The seventh season of "Thursday Night Terrors" opens with a campy cult classic about a guy who carries his deformed twin in a picnic basket (yes, you read that right) – and then the series gets strange.
In addition, this season will include two holiday firsts: The first time a "Terrors" screening is taking place on Halloween (a "dream come true" for series creator Peter Vullo) and the first Christmas horror film for December.
The monthly event is so popular now that all "Terrors" movies will be shown twice (7:30 and 9:30 or 9:35 p.m.) at the Dipson Amherst Theatre (3500 Main St.). Leave yourself time to shop the cool merchandise from Deadend Toyz & Teez in the lobby. Be sure to enter the free "Terrors" raffle at the 7:30 p.m. show. Tickets are $7 online and the box office.
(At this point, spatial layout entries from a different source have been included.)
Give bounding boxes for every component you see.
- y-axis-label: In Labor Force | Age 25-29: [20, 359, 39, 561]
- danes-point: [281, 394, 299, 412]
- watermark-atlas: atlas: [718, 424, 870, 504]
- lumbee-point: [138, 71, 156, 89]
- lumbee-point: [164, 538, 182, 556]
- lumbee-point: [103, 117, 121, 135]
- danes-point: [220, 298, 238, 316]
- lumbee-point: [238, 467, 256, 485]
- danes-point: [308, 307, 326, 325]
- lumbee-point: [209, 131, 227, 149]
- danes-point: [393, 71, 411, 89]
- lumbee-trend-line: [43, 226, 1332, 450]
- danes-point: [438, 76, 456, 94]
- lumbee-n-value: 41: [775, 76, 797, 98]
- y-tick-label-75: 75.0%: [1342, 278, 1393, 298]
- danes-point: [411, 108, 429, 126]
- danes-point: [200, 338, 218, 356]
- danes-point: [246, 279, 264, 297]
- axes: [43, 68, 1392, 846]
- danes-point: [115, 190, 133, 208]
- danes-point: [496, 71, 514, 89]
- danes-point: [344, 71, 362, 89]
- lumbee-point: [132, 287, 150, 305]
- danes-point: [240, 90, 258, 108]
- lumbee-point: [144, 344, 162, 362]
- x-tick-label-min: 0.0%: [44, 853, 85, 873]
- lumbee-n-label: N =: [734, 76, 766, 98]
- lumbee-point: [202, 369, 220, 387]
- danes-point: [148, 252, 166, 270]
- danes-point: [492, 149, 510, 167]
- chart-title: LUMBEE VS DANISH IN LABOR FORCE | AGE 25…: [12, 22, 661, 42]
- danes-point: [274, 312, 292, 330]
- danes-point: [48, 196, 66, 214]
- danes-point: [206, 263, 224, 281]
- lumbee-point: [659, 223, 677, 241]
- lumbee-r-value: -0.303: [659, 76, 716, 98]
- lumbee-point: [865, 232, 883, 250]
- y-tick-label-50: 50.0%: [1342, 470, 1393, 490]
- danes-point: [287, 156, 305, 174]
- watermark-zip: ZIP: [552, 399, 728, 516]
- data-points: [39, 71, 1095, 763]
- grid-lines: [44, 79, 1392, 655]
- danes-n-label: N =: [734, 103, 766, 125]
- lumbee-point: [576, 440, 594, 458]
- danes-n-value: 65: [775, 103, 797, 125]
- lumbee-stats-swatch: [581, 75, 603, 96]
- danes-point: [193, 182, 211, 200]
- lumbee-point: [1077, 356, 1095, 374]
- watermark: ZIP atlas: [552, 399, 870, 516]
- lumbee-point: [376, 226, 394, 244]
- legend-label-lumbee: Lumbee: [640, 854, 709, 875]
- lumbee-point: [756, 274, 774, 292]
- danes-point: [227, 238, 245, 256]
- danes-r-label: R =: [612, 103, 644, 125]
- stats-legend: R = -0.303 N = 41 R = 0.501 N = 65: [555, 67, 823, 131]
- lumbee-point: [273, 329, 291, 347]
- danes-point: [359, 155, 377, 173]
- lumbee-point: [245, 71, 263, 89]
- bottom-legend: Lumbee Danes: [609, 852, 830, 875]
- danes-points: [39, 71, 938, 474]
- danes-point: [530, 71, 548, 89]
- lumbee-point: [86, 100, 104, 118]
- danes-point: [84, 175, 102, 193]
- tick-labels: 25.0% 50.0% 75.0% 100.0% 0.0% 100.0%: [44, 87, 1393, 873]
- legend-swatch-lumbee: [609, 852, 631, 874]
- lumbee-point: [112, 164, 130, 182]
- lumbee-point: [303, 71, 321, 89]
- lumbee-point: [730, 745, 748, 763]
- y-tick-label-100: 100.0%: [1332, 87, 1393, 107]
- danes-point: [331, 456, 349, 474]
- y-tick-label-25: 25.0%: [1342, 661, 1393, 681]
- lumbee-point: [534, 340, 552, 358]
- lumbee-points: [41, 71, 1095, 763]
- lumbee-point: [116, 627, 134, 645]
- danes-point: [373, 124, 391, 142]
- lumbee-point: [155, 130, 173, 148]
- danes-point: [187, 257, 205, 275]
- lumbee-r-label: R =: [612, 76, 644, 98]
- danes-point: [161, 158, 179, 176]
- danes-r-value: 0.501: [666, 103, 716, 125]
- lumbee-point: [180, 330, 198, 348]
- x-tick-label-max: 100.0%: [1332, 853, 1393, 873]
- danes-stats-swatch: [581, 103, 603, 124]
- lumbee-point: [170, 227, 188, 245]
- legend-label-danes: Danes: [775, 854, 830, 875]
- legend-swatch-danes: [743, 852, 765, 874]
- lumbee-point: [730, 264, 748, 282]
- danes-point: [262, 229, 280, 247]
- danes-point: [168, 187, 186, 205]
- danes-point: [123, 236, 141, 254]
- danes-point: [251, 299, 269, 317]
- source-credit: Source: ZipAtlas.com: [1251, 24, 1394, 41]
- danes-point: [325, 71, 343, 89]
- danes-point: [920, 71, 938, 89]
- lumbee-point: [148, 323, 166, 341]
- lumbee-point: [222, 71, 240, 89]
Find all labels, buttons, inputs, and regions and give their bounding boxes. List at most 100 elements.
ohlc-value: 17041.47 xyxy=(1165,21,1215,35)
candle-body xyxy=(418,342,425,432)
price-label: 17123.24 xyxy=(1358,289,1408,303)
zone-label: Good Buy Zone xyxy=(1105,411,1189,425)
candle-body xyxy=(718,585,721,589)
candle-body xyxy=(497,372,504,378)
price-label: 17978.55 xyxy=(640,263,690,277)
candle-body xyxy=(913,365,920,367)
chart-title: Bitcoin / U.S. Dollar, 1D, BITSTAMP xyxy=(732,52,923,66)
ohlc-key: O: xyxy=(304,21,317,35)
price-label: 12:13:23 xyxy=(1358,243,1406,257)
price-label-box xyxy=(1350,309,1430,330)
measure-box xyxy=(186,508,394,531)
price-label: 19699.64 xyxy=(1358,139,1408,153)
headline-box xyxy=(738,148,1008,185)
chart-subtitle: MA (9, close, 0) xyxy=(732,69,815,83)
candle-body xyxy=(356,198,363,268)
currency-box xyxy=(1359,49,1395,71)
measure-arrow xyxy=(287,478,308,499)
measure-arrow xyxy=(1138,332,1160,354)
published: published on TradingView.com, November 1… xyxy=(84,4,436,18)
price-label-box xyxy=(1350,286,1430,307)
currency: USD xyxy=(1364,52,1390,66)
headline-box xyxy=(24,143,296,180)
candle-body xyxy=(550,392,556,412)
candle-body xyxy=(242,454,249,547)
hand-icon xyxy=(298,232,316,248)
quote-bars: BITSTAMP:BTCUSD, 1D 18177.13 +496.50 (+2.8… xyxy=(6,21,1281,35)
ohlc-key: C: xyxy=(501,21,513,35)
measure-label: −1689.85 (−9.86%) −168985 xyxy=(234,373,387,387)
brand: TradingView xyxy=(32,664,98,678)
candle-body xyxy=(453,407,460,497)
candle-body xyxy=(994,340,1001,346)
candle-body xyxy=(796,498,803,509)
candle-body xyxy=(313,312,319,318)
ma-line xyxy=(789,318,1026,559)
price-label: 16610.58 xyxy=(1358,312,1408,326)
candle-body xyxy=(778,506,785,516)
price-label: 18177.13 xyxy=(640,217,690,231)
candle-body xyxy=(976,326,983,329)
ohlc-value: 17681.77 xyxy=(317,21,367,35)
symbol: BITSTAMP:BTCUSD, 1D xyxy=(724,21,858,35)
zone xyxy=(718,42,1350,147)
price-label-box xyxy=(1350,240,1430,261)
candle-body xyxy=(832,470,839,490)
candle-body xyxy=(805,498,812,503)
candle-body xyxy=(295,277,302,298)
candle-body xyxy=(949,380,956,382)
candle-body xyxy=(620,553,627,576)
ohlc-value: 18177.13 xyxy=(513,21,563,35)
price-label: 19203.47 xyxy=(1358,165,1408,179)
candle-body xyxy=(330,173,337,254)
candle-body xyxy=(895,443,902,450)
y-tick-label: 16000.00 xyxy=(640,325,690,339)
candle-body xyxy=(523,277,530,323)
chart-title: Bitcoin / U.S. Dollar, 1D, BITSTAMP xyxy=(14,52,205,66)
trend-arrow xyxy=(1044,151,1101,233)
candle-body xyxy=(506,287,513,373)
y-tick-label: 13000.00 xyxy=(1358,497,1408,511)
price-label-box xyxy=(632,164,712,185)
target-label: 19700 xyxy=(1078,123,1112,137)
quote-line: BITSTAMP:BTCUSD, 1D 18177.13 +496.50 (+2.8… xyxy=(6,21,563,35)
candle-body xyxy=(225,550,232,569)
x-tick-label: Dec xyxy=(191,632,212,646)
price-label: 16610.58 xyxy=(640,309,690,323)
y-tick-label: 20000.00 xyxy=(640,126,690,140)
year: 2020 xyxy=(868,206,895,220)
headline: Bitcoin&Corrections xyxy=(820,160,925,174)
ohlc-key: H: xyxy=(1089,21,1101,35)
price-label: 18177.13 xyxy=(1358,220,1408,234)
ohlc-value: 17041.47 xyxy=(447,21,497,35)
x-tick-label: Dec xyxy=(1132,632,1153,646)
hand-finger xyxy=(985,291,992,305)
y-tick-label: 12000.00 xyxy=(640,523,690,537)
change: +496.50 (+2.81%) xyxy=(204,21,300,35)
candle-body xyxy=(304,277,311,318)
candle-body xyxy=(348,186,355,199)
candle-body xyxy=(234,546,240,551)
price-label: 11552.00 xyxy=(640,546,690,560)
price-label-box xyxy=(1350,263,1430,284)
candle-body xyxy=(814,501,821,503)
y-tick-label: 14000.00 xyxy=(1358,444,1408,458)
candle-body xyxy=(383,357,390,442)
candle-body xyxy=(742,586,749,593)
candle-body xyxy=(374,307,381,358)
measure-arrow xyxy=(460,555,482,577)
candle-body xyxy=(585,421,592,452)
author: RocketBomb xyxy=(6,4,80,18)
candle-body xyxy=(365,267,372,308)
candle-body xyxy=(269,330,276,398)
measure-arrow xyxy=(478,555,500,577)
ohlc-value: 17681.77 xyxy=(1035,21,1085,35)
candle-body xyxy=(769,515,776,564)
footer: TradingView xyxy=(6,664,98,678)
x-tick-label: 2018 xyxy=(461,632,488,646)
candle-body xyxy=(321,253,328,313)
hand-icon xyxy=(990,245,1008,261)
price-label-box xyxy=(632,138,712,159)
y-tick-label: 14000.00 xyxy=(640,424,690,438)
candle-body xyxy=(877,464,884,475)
Here are the five films announced so far; keep Oct. 17 open for a special sixth screening of a yet-to-be announced film (if you're a true horror fan, you'll want to be there).
Aug. 22: “Basket Case” (7:30 and 9:30 p.m.). Frank Henenlotter cult film about a brother who carries his surgically separated and deformed twin in a wicker basket as they seek vengeance against the doctor who separated them. The film spawned two sequels.
Sept. 19: “Demons 2” (7:30 and 9:30 p.m.). For his first season of "Terrors" in 2016, Vullo showed the Italian horror film "Demons." A fan of the genre, Vullo has now programmed its 1986 sequel, also from director Lamberto Bava (the son of Mario Bava) and co-written and produced by Dario Argento.
Oct. 31: “The Lost Boys” (7:30 and 9:35 p.m.). This clever take on the vampire genre is hilarious yet terrifying as a mother and her sons move to a California coastal town controlled by nasty teen vampires. (Did I mention Kiefer Sutherland plays their sneering leader?) DJ Nelson Rivera will play spooky tunes before the movie.
Nov. 21: “Demon Wind” (7:30 and 9:35 p.m.). A farm. Friends. Demons. Mysterious fog. Check, check, check and check all of those horror tropes for this 1990 film from director Charles Philip Moore. Lou Diamond Phillips has an uncredited role as a demon. We won't say more since: "It’s the type of movie best enjoyed with a 'Terrors' audience and without much prior knowledge of it beforehand."
Dec. 12: “Black Christmas” (7:30 and 9:35 p.m.). This is the original 1974 film from Bob Clark (not the 2006 or 2019 remakes) and is considered one of the earliest in the slasher film genre. You may have seen this under the original U.S. title "Silent Night, Evil Night." Olivia Hussey, Keir Dullea and Margot Kidder star.